Au cours des deux dernières décennies, les locations à court terme ont profondément transformé le secteur de l’hébergement touristique. Popularisées par des plateformes comme Airbnb, Abritel ou encore Booking, elles offrent aux voyageurs une alternative aux hôtels classiques, souvent perçue comme plus authentique, flexible et abordable.
Mais au-delà de la simple évolution des habitudes de voyage, cette tendance a engendré des effets économiques majeurs, à la fois locaux et mondiaux.
Une industrie en pleine expansion
Le marché mondial de la location temporaire mi-séjour représentait 64 milliards de dollars en 2024, selon une étude de la plateforme Minut. En France, la tendance est particulièrement marquée. Deloitte, dans un rapport réalisé pour Airbnb en 2024, estime que les séjours effectués via cette plateforme ont généré 43 milliards d’euros de chiffre d’affaires dans l’économie française, incluant l’hébergement, la restauration, les commerces et les activités culturelles locales.
Ces chiffres illustrent l’ampleur du phénomène : les locations de courte durée ne sont plus marginales, elles participent activement au tissu économique local. D’après le même rapport, les voyageurs séjournant dans ce type d’hébergement dépensent en moyenne 99 euros par jour, dont 35 % dans la restauration, 12 % dans les commerces alimentaires, 10 % dans les loisirs, et 6 % dans le shopping. Cette répartition souligne la dynamisation de l’économie locale, souvent au bénéfice de petits commerçants et de prestataires indépendants.

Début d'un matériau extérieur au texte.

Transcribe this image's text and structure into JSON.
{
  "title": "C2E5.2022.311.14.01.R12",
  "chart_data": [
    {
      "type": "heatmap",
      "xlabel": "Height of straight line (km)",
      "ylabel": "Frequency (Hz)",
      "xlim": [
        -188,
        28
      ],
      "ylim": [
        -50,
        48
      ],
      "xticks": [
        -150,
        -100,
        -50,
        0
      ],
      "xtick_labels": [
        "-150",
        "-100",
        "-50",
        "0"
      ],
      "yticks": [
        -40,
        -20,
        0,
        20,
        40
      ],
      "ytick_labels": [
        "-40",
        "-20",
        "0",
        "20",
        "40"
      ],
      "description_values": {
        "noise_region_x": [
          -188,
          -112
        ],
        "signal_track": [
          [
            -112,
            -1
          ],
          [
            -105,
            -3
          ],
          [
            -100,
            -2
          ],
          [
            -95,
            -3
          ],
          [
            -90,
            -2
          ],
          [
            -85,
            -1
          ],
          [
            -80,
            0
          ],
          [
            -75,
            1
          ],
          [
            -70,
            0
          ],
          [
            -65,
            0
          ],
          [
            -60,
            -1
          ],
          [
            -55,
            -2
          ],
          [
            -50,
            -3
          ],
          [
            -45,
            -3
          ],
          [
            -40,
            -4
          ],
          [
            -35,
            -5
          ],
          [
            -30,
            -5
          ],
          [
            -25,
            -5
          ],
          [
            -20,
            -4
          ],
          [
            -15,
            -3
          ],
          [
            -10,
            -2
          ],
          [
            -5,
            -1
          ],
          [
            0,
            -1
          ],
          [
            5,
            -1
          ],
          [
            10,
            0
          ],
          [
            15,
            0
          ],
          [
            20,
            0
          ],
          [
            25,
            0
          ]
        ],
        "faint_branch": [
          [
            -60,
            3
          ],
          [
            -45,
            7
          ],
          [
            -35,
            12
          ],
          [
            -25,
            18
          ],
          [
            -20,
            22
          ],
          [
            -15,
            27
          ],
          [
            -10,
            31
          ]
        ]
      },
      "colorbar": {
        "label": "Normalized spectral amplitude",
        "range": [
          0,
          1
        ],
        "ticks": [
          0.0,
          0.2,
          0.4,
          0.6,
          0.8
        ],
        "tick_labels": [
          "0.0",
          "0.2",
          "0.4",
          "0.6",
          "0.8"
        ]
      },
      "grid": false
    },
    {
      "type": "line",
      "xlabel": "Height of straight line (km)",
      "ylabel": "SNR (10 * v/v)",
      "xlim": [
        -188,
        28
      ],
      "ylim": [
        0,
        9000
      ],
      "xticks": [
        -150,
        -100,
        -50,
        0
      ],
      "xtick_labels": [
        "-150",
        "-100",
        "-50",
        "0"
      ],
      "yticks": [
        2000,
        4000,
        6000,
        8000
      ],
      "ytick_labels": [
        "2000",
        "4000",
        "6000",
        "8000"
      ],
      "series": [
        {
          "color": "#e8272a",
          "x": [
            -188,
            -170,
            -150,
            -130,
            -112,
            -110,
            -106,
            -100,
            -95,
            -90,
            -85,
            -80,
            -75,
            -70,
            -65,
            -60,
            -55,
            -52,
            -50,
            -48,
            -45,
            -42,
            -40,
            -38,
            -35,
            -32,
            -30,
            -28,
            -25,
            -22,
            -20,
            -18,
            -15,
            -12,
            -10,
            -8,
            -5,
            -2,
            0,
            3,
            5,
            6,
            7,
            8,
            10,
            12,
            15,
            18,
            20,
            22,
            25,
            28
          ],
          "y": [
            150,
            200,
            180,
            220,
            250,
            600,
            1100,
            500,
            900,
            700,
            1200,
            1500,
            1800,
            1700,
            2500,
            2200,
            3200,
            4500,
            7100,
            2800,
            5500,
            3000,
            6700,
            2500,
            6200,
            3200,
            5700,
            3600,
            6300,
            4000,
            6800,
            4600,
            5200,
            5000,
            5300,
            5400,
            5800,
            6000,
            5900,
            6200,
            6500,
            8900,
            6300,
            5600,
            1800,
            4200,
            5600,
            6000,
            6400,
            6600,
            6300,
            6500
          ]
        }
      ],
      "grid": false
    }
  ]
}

Des effets contrastés sur le logement
Malgré ces retombées positives, les conséquences sur le marché immobilier suscitent de plus en plus de critiques. À Barcelone, ville emblématique du tourisme urbain, on estime que 25 à 30 % des logements du centre sont transformés en meublés touristiques, selon une enquête du journal Le Monde (2024). Cela réduit mécaniquement l’offre de logements disponibles pour les habitants, contribuant à une hausse des loyers et à la gentrification de certains quartiers.
Cette situation a poussé plusieurs municipalités à prendre des mesures. À Barcelone, la mairie prévoit de supprimer tous les appartements touristiques d’ici 2029, une décision inédite à cette échelle. En France, la ville d’Annecy applique déjà des restrictions via un quota de meublés touristiques par quartier, et une limitation du nombre de jours de location par an.
Une concurrence pour l’hôtellerie traditionnelle
Le développement des locations à court terme a également bouleversé l’industrie hôtelière. Selon l’EHL Hospitality Business School, ces nouvelles formes d’hébergement ont capté jusqu’à 15 % de part de marché aux hôtels dans certaines grandes villes. Les établissements traditionnels sont donc contraints de s’adapter : offres plus personnalisées, diversification des services, investissements dans la technologie et l’expérience client.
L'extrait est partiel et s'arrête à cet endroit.